Por Julinho Bittencourt
Querem proibir o proibidão. Já foi assim com o samba, com o Chico Buarque e com quem mais acharem que incomoda. Proibir o outro é o último estertor da prepotência. No entanto, quem proíbe hoje pode ser o proibido amanhã e vice e versa. A experiência humana nos mostra que o melhor caminho a seguir, sempre, é o da liberdade. Vale o velho e bom clichê do iluminista francês François Marie Arouet, mais conhecido como Voltaire: “Não concordo com uma palavra do que dizes, mas defenderei até o último instante seu direito de dizê-la”.
Proibir o funk ou a canção “Pra não dizer que não falei das flores”, de Geraldo Vandré, dá no mesmo. Há 50 anos, o pavor aos comunistas justificou uma e, agora, o pavor ao crime organizado e, mais uma vez, o apelo à moral e aos bons costumes, justificam a outra. Nas duas situações, a proibição nos esconde discussões imprescindíveis.
O crime organizado está todos os dias nos telejornais. Nem por isso eles devem ser proibidos. Proibir os nossos medos não é a melhor forma de enfrentá-los. Drogas e exploração sexual são decorrências da miséria e da exclusão social entre outras mazelas e não de um ritmo musical.
Dia 07 de julho foi instituído, através de projeto da deputada Leci Brandão – curiosamente uma comunista, o “Dia Estadual do Funk de São Paulo” – que foi sancionado pelo governador Geraldo Alckmin – um católico convicto, o que demonstra claramente o tanto que pode ser saudável a convivência de contrários.
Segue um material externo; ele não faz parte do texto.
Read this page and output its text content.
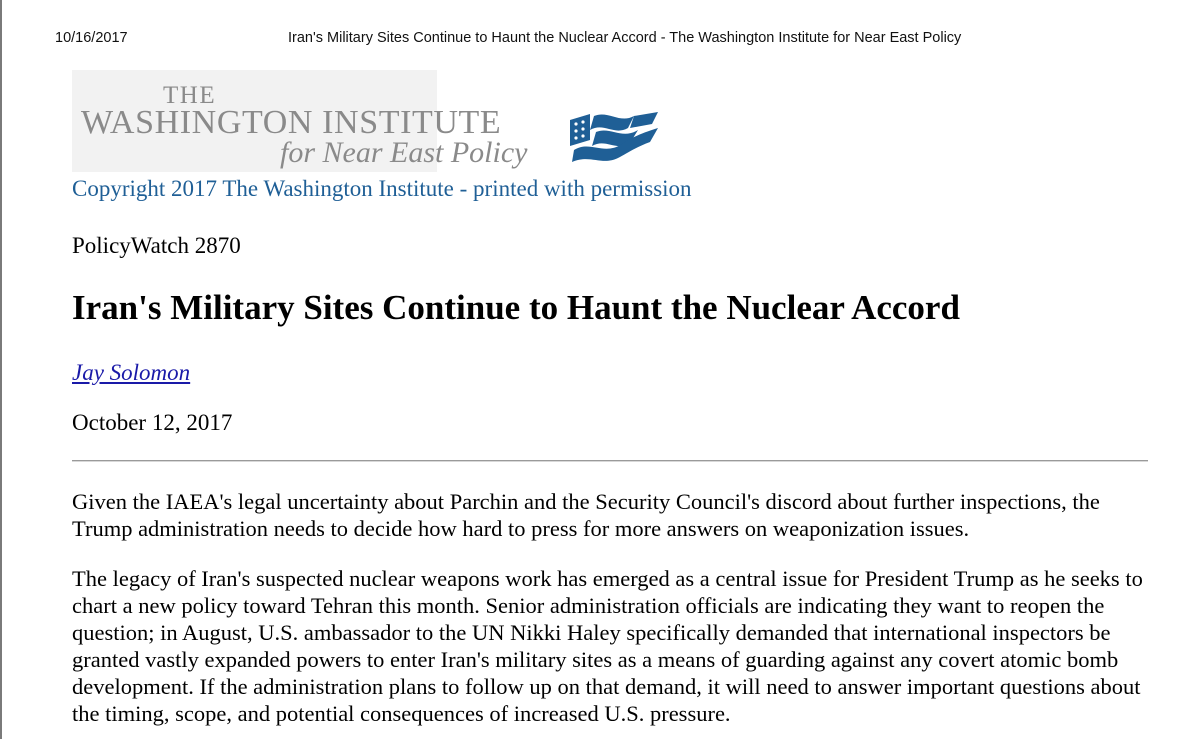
10/16/2017	Iran's Military Sites Continue to Haunt the Nuclear Accord - The Washington Institute for Near East Policy
THE
WASHINGTON INSTITUTE
for Near East Policy
Copyright 2017 The Washington Institute - printed with permission
PolicyWatch 2870
Iran's Military Sites Continue to Haunt the Nuclear Accord
Jay Solomon
October 12, 2017

Given the IAEA's legal uncertainty about Parchin and the Security Council's discord about further inspections, the Trump administration needs to decide how hard to press for more answers on weaponization issues.

The legacy of Iran's suspected nuclear weapons work has emerged as a central issue for President Trump as he seeks to chart a new policy toward Tehran this month. Senior administration officials are indicating they want to reopen the question; in August, U.S. ambassador to the UN Nikki Haley specifically demanded that international inspectors be granted vastly expanded powers to enter Iran's military sites as a means of guarding against any covert atomic bomb development. If the administration plans to follow up on that demand, it will need to answer important questions about the timing, scope, and potential consequences of increased U.S. pressure.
O evento foi comemorado em várias partes cidades. Numa festa plena de liberdade e criatividade, os meninos provam mais uma vez e sempre que a sociedade é capaz de separar o joio do trigo, o bem do mal, sem a interferência da censura alguma.
A sugestão legislativa
Jogar a água suja fora com o bebê dentro. É disso que se trata a Sugestão Legislativa do cidadão Marcelo Alonso, que pretende transformar o funk em crime. Antes tarde do que nunca, a Comissão de Direitos Humanos e Legislação Participativa do Senado (CDH) aprovou, em 21 de junho, um requerimento para discutir a questão.
A medida lembra em tudo a criminalização do samba, fenômeno das primeiras décadas do século passado, onde um negro carregando um instrumento musical poderia ser preso. Junto com os sambistas, iam de cambulhada os capoeiras e praticantes de religiões afro-brasileiras.
De acordo com a proposta, os chamados bailes de “pancadões” estimulam a prática de crimes contra crianças e adolescentes, promovendo o uso, venda e consumo de álcool e drogas, bem como o agenciamento, orgia e exploração sexual.
Para virar projeto de lei, a sugestão ainda precisa ser aprovada na CDH. Na Comissão, a matéria vai ser relatada pelo senador Romário (PSB-RJ), que solicitou a audiência pública para discutir a questão e, se possível, desmontá-la de vez. Romário quer trazer para o debate no Senado o autor da proposta, compositores e cantores de funk, além de antropólogos que estudam o gênero musical. Entre os artistas listados pelo senador para opinar sobre o assunto estão Anitta, Nego do Borel e Valesca Popozuda — expoentes do estilo musical.